The second most common mistake is treating all investors as interchangeable. A $1M cheque from a generalist angel who does not understand your space is materially less valuable than the same cheque from a domain-expert who can open doors, advise on hiring, and provide credibility with the next round's investors. Spend time mapping which investors have backed comparable companies and who can genuinely add value beyond capital.
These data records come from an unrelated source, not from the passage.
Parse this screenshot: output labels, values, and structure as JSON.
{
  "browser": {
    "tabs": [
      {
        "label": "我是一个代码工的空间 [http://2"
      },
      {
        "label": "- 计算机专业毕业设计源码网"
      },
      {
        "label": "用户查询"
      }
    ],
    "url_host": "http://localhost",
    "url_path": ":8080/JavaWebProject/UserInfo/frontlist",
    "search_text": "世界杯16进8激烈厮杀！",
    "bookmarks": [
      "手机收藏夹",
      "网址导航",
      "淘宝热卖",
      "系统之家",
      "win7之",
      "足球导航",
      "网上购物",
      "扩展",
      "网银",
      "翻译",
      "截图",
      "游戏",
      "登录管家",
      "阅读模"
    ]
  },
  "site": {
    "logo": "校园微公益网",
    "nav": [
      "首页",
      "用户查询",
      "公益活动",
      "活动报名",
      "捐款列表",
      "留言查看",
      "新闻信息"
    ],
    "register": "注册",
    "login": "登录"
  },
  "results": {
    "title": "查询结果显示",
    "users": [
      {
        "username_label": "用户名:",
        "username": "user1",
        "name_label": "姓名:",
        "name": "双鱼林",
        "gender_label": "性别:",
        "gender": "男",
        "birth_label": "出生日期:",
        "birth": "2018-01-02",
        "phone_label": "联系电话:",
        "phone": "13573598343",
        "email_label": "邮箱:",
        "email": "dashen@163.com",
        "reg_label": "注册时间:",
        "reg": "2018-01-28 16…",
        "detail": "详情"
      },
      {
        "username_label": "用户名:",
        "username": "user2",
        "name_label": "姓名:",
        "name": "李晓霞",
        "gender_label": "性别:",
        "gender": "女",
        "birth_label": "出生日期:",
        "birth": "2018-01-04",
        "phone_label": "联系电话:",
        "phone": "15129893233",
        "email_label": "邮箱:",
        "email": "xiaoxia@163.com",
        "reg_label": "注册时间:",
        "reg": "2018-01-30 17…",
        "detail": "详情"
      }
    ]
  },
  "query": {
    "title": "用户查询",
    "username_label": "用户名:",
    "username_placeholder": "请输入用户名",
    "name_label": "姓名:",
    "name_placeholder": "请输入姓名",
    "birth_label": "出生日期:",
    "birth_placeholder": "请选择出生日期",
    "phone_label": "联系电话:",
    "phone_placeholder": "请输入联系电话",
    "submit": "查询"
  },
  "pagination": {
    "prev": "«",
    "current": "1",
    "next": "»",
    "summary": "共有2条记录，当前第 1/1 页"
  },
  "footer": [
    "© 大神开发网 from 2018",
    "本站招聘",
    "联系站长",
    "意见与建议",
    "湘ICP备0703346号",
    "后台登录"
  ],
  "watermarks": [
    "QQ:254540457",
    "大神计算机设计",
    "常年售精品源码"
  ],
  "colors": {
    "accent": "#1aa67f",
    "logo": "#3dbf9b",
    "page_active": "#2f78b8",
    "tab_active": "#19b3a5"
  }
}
Sharing your financial model too early before you understand what narrative it supports is another frequent error. Investors will poke at your assumptions; if you have not stress-tested your own model, you will be caught flat-footed. Run your own sensitivity analysis before sharing. Know which assumptions drive the outcome, which are defensible, and which are genuinely uncertain and why you have chosen your specific estimate.
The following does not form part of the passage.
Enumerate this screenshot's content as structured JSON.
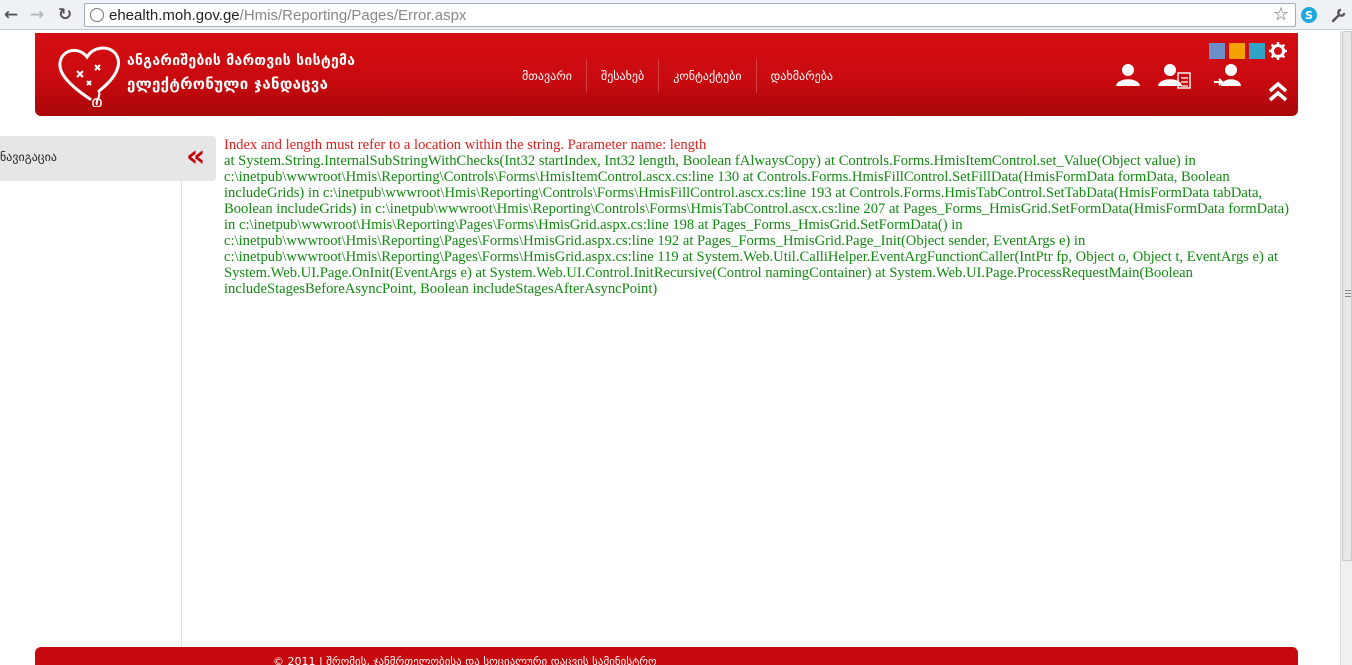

Finally, many founders fail to maintain competitive tension. Investors move faster when they know others are interested. Running a tight, parallel process meeting multiple investors in the same 4-6 week window is not rude; it is expected professional behaviour. Telling an investor you have other conversations at a similar stage is appropriate; it signals that the opportunity is competitive.

What Investors Are Actually Evaluating

Early-stage investors particularly pre-seed and seed are making a bet on the team before there is sufficient evidence to bet on the business. The three questions they are answering are: can this team build what they say they are building, can they sell it, and can they raise again? Everything in your pitch, your data room, and your financial model feeds these three questions.

At Series A, the emphasis shifts toward evidence of product-market fit and the beginnings of repeatable unit economics. Investors at this stage want to see cohort data showing retention, CAC by channel broken out from blended numbers, NRR above 100% for SaaS, and a clear model for how spending $X in sales and marketing generates $Y in predictable ARR.

Soft signals matter too. Responsiveness, clear communication, and handling difficult questions well all feed into an investor's assessment of whether they want to work with this team for the next 7-10 years. Founders who over-explain, become defensive about their model, or cannot answer basic questions about their own business quickly undermine confidence.

The Most Common Financial Modeling Mistakes

The most dangerous mistake in startup financial modeling is building a model that only works in one scenario. Real businesses face unexpected churn, slower-than-expected sales cycles, competitive pricing pressure, and hiring delays. A model that only shows the plan without stress testing what happens if ARR growth is 30% lower, or if a key hire takes four months to land is not a planning tool; it is a wishful thinking exercise.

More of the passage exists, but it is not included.